Emilio, 18, loves to play soccer on his Nintendo and with his uncle on a field close to his home.
He's lived in the Brentwood area of Long Island for less than a year. But, settling in a new home in the United States, with many of the amenities of a suburban life, has not brought an end to his fears of gang intimidation.
"I don't feel safe,” Emilio said. “Because wherever you are there are always gangs. Always.”
Emilio’s problems began a year ago in his hometown, San Salvador, the capital of El Salvador. He says members of La Mara Salvatrucha, or MS-13, one of the most violent gangs in the world, approached him.
"They told me once to join them,” he said. “I didn’t want to. This was apparently the first attempt.”
Emilio says they came back only a few days later to see if he had made a decision. He again refused, and this time there were consequences.
"After the beating they gave me my rib was broken,” he said. “I was all bruised. They left my eye really ugly.”
Emilio says gang members told him they’d kill him if he didn’t join them. WNYC could not independently confirm this, but experts and other teenagers from Central America say recruitment and attacks by gangs are common.
"In the past the children described the sort of circumstances where they were being asked to pay taxes to have gangs leave them alone," said Jessica Jones, a fellow at the Women's Refugee Commission. “Now what they’re describing is essentially situations where they’re being told that if they don’t join, they will die.”

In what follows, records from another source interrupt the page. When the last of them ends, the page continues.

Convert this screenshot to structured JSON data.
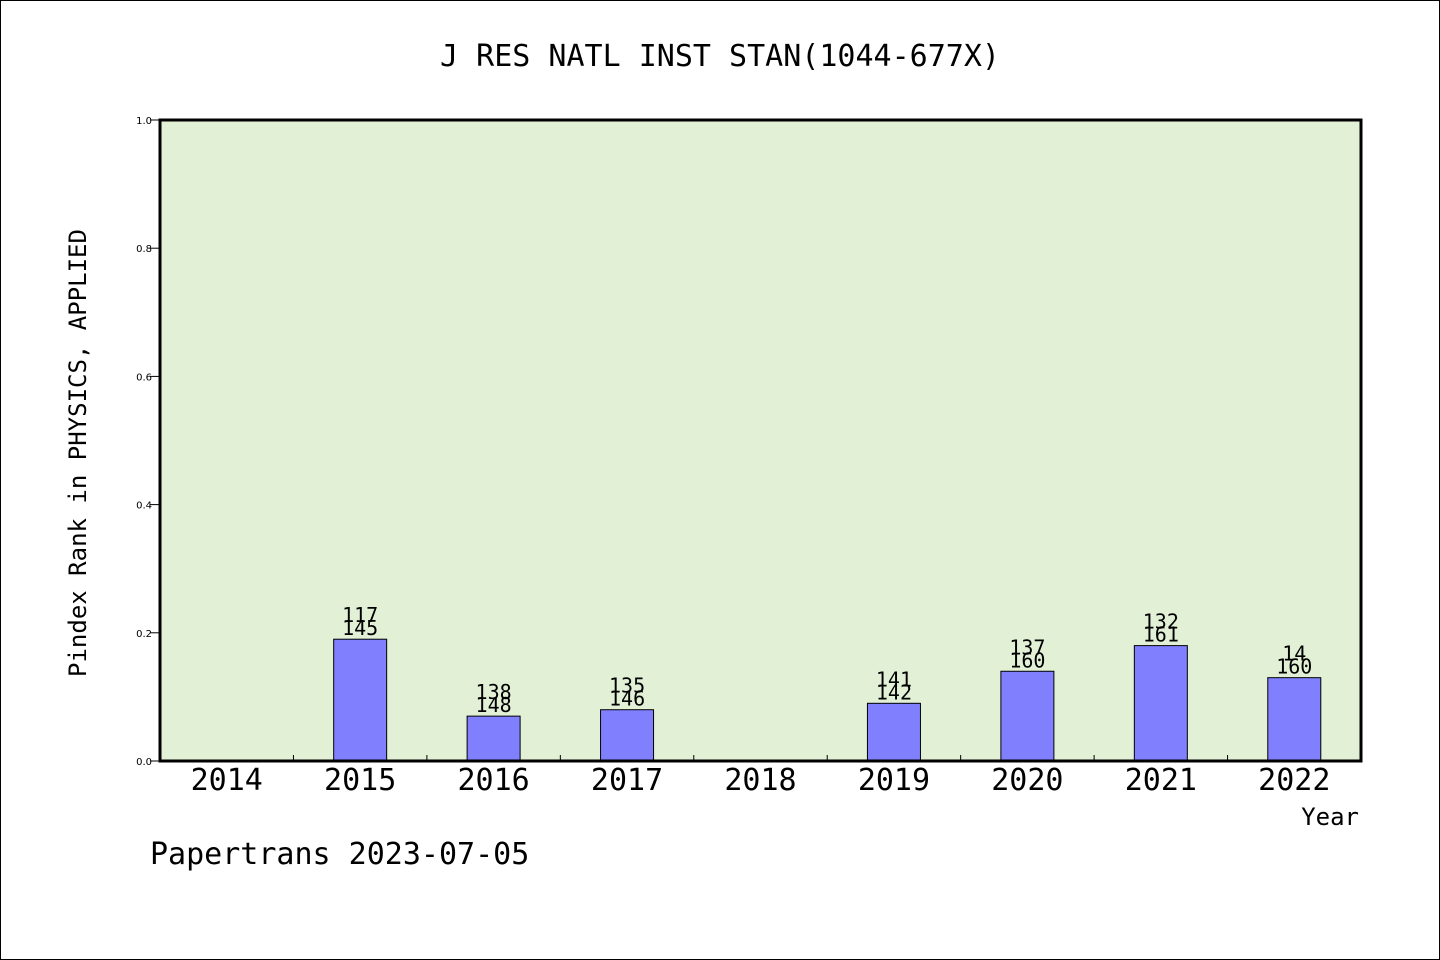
{
  "chart_data": {
    "type": "bar",
    "title": "J RES NATL INST STAN(1044-677X)",
    "xlabel": "Year",
    "ylabel": "Pindex Rank in PHYSICS, APPLIED",
    "footer": "Papertrans 2023-07-05",
    "ylim": [
      0,
      1.0
    ],
    "yticks": [
      "0.0",
      "0.2",
      "0.4",
      "0.6",
      "0.8",
      "1.0"
    ],
    "grid": false,
    "categories": [
      "2014",
      "2015",
      "2016",
      "2017",
      "2018",
      "2019",
      "2020",
      "2021",
      "2022"
    ],
    "values": [
      null,
      0.19,
      0.07,
      0.08,
      null,
      0.09,
      0.14,
      0.18,
      0.13
    ],
    "labels_top": [
      null,
      "117",
      "138",
      "135",
      null,
      "141",
      "137",
      "132",
      "14"
    ],
    "labels_bottom": [
      null,
      "145",
      "148",
      "146",
      null,
      "142",
      "160",
      "161",
      "160"
    ],
    "colors": {
      "plot_bg": "#e2f0d6",
      "bar": "#8080ff"
    }
  }
}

In fiscal year 2012, the number of children from Central America who were placed with the Office of Refugee Resettlement as minors, usually after being arrested by U.S. Customs and Border Protection or Immigration and Customs Enforcement, went up from 5,000 to 12,000.
Jones interviewed 150 children who had entered the U.S. unaccompanied — the vast majority from El Salvador, Guatemala and Honduras. She said they cited violence intensification as their primary reason for leaving.
Word of what had happened to her son in San Salvador traveled and reached Emilio’s mother, Ingrid, who has been living on Long Island since 2005.
"You feel like you’re in an impossible situation,” Ingrid said. “So I told them [her family in El Salvador] it was better if I bring him here.”
Ingrid asked we don't use the family's last name because she's here illegally. She had left her children with her mother and sister when she came to the U.S. for work. She started seeking out smugglers who could bring Emilio and her teenage daughter, Stephanie, who also says she was approached by gang members.
"They would always wait for me to get out of the school,” Stephanie said. “I told my aunt that someone was chasing after us always when we got out of school.”
Stephanie said the gang didn't ask her to join them. But different gang members told her they wanted her to become their girlfriend and said things she only describes as “ugly.”
"I didn’t want to have a boyfriend,” she said, crying. “Because I didn’t know anything about that.”
Emilio and Stephanie walked from Guatemala through Mexico with a group of people led by smugglers. They reached the U.S. in February. In Texas, they were immediately arrested and turned over to the Office of Refugee Resettlement.
El Salvador, Guatemala and Honduras have had crime and poverty problems for years. But Héctor Lindo-Fuentes, a professor of history at Fordham University, says he’s not surprised that more children might be coming due to worsening conditions.
"One of the things that helped change the dimensions of the issue is the war against drugs in Mexico that kind of deviated some of the drug traffic through Central America,” Lindo-Fuentes said. “The pre-existent problem with gangs was also combined with the problem of organized crime.”
Emilio and Stephanie, like other minors released to parents or legal guardians after crossing the border, have been placed in removal proceedings. A lawyer has taken on their case to fight their deportation. Meanwhile, Emilio says that getting to know his new classmates has helped him relax.
"Here you can get to know people who don’t think of joining gangs or harassing you and things like that,” he said.